The foal sniffed Leannah’s head and licked her hair. For a brief moment Leannah saw an image of herself against the blue sky outside and the partial ceiling of the stables. She realized that she had received an image from the foal of how she saw her. Her head was nothing more than a silhouette against the brightness of the sky behind her but with the image, Leannah also recognized the fondness with which the foal looked at her. It made her very happy.
“Would you like to come out with me?” She asked. With that she stood up and walked toward the stable door. The foal stood up, found her balance and came toward the door. Leannah realized that the foal was as tall as her already even a tiny bit taller. She would not become a large horse but Leannah could sense her spirit already and it filled her with utter joy.
“Come,” she said as she stepped from the stone walkway that span along the stables onto the paddock. The foal followed and both of them walked toward the middle of the meadow where the foal’s mother grazed. Leannah didn’t have too much time right now as she still had to get milk and bread and attend to her mother and grandmother at home. But she wanted at least to spend a few minutes with her new friend.
When they reached the middle of the meadow, the foal turned her head toward the sky. Leannah followed her gaze and soon saw a small shadow moving closer fast and approaching them from the east. For a moment cold fear gripped her heart. Since her sister disappeared she had never been able to relinquish that fear completely. She wasn’t sure of what she was afraid of. They were in the middle of the day cycle and not anywhere near the city borders but her first reaction to everything unknown lately has been fear. She couldn’t help it. Even now she had to muster all her strength not to run inside the stables and hide.

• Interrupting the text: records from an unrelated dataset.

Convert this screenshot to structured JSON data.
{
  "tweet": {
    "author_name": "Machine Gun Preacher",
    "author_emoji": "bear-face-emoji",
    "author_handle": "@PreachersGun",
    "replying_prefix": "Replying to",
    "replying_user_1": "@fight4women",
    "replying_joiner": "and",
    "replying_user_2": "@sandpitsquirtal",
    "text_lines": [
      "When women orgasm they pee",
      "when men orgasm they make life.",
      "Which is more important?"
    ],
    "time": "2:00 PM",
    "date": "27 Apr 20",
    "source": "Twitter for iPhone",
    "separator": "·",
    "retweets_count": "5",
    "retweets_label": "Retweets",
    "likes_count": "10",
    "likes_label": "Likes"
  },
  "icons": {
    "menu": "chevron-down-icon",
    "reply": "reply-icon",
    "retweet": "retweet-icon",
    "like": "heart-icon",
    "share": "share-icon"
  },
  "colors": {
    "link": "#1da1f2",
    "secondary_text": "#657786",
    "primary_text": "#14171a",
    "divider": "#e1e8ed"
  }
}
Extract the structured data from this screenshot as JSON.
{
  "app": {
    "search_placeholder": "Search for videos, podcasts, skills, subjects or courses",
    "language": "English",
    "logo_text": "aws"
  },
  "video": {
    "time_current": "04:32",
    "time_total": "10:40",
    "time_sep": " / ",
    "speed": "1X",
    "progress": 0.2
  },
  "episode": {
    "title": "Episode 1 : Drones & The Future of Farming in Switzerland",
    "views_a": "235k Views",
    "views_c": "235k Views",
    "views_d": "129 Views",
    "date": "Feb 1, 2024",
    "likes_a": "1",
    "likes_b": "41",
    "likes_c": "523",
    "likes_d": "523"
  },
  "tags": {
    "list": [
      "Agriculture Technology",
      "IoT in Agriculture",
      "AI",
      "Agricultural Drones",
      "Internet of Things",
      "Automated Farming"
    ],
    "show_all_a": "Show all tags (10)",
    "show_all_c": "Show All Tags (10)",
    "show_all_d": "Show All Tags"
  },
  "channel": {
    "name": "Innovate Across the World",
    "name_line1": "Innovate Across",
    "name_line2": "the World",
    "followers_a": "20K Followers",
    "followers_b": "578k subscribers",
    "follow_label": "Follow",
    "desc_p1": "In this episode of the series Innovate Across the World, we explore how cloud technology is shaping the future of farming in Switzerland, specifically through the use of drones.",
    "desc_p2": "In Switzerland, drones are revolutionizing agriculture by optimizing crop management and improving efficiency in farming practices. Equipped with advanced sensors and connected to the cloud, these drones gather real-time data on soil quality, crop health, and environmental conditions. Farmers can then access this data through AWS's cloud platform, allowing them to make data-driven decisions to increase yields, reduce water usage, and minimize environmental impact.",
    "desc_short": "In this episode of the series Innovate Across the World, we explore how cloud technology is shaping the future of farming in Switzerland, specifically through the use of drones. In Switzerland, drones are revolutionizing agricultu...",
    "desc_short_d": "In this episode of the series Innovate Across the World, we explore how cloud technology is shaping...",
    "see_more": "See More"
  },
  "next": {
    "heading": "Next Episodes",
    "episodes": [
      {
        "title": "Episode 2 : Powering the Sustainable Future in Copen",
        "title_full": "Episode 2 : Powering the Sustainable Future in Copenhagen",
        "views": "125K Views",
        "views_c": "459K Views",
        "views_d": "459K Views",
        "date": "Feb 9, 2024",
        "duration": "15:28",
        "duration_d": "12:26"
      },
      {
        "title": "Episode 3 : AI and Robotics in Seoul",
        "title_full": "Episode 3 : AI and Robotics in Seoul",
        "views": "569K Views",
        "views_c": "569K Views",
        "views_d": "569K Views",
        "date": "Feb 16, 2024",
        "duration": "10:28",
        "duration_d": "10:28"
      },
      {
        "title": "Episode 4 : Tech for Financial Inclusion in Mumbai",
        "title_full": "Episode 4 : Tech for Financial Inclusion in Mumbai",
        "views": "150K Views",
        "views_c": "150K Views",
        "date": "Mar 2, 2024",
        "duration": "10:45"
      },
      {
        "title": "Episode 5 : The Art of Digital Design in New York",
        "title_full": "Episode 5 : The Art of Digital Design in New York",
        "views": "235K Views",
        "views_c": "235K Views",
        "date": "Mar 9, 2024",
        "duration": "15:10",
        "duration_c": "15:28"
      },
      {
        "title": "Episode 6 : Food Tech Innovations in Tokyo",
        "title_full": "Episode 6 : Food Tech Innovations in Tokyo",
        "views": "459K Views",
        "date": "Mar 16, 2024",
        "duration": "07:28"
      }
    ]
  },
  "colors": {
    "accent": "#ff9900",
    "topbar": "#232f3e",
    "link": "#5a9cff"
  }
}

The foal must have sensed something in Leannah as she nudged her arm with her head telling her not to worry. Leannah relaxed a bit until she saw that the shadow in the sky was one of the Pegasus. Her fear dissipated as quickly as it had come on. She was now able to see the Pegasus more clearly. It was Peregrine. Leannah recognized the small dark spots on one of his hind legs. The large Pegasus landed about six yards away from them on the grass. The wind from his wings brushed against Leannah’s face and hair. Their eyes met for a moment. Leannah had never directly communicated with him but always felt his presence when he was near–a mighty being, wise and strong and powerful. The Pegasus acknowledged Leannah, briefly recognizing her as one of Master Torin’s students and trotted past them toward the other end of the barn and around a corner.
When Leannah watched Peregrine she suddenly felt the wish to be free and able to lift up into the heavens and soar with the eagles high above the earth, floating on the upward winds with no boundaries and nothing to hold her back. Some of what she had felt must have reached the foal for she suddenly shook her head excitingly and then took off into the meadow running toward the edge. And as Leannah followed her path making a wide circle along the fence in full gallop, still clumsy and wavering from side to side but already filled with the innate wish to just run as fast as the wind, she felt inside herself the wish to help her learn how to fly, to experience the freedom from the bounds of the earth.
“We will be good friends,” she whispered. “Very good friends.”